Coronavirus

Development bank plans credit lines for hospitals

Development bank plans credit lines for hospitals
Photo: Sira Anamwong/Shutterstock

Nearly three months after the coronavirus reached Brazil, hospitals’ bottom lines are hurting badly — as procedures not related to the pandemic have taken a nosedive. And, in the macabre economics of healthcare services, Covid-19 patients are not cost-effective for hospitals, according to cardiologist Jorge Moll Filho, founder of upscale hospital network Rede D’Or.

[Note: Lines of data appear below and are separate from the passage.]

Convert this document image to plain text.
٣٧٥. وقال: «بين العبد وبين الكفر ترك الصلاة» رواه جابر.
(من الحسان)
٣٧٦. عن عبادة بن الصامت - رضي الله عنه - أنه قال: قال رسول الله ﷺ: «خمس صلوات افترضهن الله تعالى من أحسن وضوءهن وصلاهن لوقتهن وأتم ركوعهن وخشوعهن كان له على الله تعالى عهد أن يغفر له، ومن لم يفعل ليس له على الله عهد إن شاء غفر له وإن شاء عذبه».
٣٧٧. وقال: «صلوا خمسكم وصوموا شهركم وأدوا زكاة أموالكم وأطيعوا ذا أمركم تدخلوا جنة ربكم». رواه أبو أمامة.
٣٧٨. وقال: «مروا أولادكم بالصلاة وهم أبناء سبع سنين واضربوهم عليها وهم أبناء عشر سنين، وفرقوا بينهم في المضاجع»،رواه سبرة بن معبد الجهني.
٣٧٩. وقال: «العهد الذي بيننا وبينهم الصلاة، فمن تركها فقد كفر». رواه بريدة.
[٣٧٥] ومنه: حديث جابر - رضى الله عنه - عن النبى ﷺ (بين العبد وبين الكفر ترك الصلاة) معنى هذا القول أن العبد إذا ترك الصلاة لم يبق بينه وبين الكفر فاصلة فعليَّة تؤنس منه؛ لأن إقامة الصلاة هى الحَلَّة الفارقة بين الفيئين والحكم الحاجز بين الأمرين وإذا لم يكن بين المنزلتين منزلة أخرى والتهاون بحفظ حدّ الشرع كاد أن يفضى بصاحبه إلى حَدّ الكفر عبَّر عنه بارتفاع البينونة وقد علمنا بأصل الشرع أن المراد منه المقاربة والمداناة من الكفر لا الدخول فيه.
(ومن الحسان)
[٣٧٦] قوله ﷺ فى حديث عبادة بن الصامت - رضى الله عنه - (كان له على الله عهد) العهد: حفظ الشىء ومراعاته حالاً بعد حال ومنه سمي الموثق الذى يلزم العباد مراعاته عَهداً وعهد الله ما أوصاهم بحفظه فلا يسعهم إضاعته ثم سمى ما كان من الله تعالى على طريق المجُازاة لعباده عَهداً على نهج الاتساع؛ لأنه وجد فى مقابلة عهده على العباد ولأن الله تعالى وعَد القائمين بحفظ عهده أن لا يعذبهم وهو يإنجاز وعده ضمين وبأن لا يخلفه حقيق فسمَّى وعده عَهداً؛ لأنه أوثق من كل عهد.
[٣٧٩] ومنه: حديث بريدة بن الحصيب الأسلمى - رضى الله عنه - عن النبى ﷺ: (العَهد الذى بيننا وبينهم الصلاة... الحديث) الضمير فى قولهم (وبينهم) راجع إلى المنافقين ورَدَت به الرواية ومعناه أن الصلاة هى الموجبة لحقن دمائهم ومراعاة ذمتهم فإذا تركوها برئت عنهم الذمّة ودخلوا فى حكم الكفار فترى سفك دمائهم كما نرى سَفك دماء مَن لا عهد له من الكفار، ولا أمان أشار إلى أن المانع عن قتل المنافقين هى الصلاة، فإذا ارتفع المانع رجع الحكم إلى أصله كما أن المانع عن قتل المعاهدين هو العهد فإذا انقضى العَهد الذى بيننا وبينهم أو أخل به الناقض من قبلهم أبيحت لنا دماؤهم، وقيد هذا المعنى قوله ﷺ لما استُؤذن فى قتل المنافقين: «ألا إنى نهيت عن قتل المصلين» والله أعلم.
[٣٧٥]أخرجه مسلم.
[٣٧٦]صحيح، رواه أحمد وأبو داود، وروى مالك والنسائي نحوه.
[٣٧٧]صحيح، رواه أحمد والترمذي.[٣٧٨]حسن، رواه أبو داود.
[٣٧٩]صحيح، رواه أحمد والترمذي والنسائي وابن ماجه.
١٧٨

“They do not spend much, but they use ventilators and some drugs which have become ‘as expensive as gold,'” he told newspaper O Globo. “Surgeries generate more revenue for hospitals, and they are down.” Non-urgent procedures have dropped 90 percent in some hospitals, and over 2,000 health workers have lost their jobs, according to the Economy Ministry.

The National Development Bank is set to launch a BRL 2-billion credit line for hospitals and labs for working capital. In March, the bank had already made a credit line available for equipment purchases.

This live blog has reported on the looming multiple health crises indirectly caused by the pandemic. Brazil has observed a decrease in medical services in non-Covid-19 related areas. Since the start of the pandemic, the number of health workers fighting against AIDS and tuberculosis has fallen by around 40 percent. The publication also found that AIDS testing suffered a 22-percent decrease, while less than one-fourth of all expected tuberculosis tests were carried out.